Anyway, tonight the guy I had was cool and more interesting than my actual teacher/therapist/torture supervisor and it didn’t entirely feel like hell…until the end. Fucking ass hole had the audacity to give HOMEWORK!! Who the fuck does that? Fuck.

We had to evaluate out physical/emotional/self-worth relationships to drinking. Basically there’s this sheet with lists of things we have to circle if they have been affected by our drinking. AND THEN we have to give it to a friend or family member and have them do the same thing. Hells balls if I’m giving it to a family member, so I gave it to LP aka my best friend, aka the only one I trust not to judge or lecture me in any way.

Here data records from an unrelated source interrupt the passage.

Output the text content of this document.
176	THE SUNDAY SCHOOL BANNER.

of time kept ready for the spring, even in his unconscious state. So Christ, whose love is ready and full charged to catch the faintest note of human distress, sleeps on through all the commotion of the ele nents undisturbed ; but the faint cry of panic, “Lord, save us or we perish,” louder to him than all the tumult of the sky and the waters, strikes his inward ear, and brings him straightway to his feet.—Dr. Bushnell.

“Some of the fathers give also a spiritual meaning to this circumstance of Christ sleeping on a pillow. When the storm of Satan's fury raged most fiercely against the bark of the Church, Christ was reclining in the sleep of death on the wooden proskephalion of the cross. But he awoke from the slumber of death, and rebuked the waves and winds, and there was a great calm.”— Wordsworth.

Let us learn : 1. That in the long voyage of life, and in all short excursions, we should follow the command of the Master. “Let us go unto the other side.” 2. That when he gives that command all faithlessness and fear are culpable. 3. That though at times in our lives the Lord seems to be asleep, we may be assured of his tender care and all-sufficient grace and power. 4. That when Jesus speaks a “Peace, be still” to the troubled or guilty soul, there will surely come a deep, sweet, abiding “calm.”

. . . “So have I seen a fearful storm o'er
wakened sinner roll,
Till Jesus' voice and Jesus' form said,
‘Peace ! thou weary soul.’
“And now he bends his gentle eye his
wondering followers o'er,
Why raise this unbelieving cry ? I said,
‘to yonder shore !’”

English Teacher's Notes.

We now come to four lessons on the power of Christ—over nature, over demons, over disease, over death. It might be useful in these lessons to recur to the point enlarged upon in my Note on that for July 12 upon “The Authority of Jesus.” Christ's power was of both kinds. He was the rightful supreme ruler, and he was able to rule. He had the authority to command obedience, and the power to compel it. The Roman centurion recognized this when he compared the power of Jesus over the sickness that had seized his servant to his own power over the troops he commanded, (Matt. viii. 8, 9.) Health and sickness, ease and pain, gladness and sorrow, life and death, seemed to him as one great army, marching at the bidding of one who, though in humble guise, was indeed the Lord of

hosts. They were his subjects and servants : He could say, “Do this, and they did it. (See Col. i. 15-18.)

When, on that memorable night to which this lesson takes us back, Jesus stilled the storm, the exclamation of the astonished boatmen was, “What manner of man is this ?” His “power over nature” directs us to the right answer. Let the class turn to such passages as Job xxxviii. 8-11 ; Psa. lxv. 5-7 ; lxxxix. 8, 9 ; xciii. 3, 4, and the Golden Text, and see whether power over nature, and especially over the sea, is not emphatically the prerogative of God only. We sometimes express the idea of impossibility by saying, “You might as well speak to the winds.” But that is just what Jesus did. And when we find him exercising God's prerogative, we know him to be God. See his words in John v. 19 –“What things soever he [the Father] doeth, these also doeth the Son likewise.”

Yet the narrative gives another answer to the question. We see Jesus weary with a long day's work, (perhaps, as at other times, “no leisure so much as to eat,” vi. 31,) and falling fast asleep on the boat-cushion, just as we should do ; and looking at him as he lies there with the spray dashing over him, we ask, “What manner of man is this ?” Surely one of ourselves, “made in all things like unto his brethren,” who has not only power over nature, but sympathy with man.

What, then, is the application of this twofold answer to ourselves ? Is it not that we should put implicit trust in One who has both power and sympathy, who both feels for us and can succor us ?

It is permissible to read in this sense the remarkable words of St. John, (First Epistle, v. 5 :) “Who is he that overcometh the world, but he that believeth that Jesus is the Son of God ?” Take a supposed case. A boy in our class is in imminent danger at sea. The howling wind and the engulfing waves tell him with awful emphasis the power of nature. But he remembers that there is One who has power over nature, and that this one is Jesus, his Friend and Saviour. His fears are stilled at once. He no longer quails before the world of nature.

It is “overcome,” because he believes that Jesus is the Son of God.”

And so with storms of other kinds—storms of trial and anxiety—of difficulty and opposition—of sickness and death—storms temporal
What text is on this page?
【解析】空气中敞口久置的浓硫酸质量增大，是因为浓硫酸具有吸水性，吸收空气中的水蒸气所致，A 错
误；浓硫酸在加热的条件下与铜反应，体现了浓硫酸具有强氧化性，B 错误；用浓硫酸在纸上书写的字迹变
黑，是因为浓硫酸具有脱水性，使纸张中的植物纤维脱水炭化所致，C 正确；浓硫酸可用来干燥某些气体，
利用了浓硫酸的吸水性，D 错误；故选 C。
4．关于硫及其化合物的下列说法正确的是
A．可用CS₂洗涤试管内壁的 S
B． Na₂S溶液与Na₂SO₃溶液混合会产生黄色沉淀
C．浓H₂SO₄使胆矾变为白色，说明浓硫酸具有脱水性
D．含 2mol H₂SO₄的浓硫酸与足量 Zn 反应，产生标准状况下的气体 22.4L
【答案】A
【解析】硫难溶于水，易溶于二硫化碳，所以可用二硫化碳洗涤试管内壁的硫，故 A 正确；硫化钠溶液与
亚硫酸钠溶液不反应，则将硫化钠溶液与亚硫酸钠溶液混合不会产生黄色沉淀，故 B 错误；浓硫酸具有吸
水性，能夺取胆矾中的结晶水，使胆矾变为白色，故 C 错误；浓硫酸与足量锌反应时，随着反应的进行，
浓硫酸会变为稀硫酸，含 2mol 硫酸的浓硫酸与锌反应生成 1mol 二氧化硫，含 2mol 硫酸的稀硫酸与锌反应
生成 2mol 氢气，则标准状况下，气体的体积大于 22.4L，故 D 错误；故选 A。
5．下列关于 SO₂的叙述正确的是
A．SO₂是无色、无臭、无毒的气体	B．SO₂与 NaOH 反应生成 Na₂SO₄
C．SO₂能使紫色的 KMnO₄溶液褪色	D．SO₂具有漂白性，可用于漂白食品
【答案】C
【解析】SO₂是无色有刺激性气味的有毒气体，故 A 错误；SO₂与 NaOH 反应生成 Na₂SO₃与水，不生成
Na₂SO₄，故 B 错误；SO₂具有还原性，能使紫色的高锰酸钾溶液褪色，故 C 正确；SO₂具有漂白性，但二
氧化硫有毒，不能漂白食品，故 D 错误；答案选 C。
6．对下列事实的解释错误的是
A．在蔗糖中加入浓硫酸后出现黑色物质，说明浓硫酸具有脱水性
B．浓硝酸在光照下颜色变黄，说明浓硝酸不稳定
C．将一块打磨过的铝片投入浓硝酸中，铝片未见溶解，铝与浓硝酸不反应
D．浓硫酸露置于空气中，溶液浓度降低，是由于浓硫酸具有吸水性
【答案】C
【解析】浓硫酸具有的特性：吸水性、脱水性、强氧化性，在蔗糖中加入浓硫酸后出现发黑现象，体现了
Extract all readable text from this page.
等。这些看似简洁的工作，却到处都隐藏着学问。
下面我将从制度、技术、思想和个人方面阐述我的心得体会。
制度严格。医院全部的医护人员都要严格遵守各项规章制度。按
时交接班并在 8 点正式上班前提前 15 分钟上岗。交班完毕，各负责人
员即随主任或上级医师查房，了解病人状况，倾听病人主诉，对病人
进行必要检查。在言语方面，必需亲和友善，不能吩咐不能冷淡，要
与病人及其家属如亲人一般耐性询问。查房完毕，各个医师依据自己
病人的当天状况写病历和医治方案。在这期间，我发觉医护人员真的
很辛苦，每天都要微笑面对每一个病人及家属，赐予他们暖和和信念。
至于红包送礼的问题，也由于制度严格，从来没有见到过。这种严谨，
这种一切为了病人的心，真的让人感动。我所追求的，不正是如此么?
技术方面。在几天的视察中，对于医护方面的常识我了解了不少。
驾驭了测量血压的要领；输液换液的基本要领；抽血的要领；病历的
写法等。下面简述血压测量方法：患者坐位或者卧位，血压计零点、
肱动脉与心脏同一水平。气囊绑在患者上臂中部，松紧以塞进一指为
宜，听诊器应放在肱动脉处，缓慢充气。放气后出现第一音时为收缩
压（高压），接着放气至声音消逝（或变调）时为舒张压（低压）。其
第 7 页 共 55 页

Partially it was a slap in the face, partially I already know I may or may not have a problem, but mostly I don’t need to tell some sweaty, fat, bald man that doesn’t give two shits even if I do! I’m ok with where I am despite my hiccups here and there, I’m alive, I’m still having fun, so just, stop. Would I encourage anyone to live my lifestyle, no. Would I have concerns if I saw someone else living the way I live, yes. However, you don’t know me. I’m cool for now. Whatever.

Complete change of subject, mostly because I’m sick of that one. I am currently OBSESSED with Daily Grace. Go check her out. Seriously.

In closing, a random thought I found from when I was drunk the other night that I thought was rather poetic/insightful/random/slightly relavant:

I’m not entirely single because I want to be. Its because I’m so good at the lie, and so scared of the truth. Sex, lust, infatuation, they’re all so simple, easy. Truth and commitment, a future beyond the morning after, now that my friends is terrifying. Walls are safer. They contain you and all the parts you’re sure no one will want to see, they keep you safe.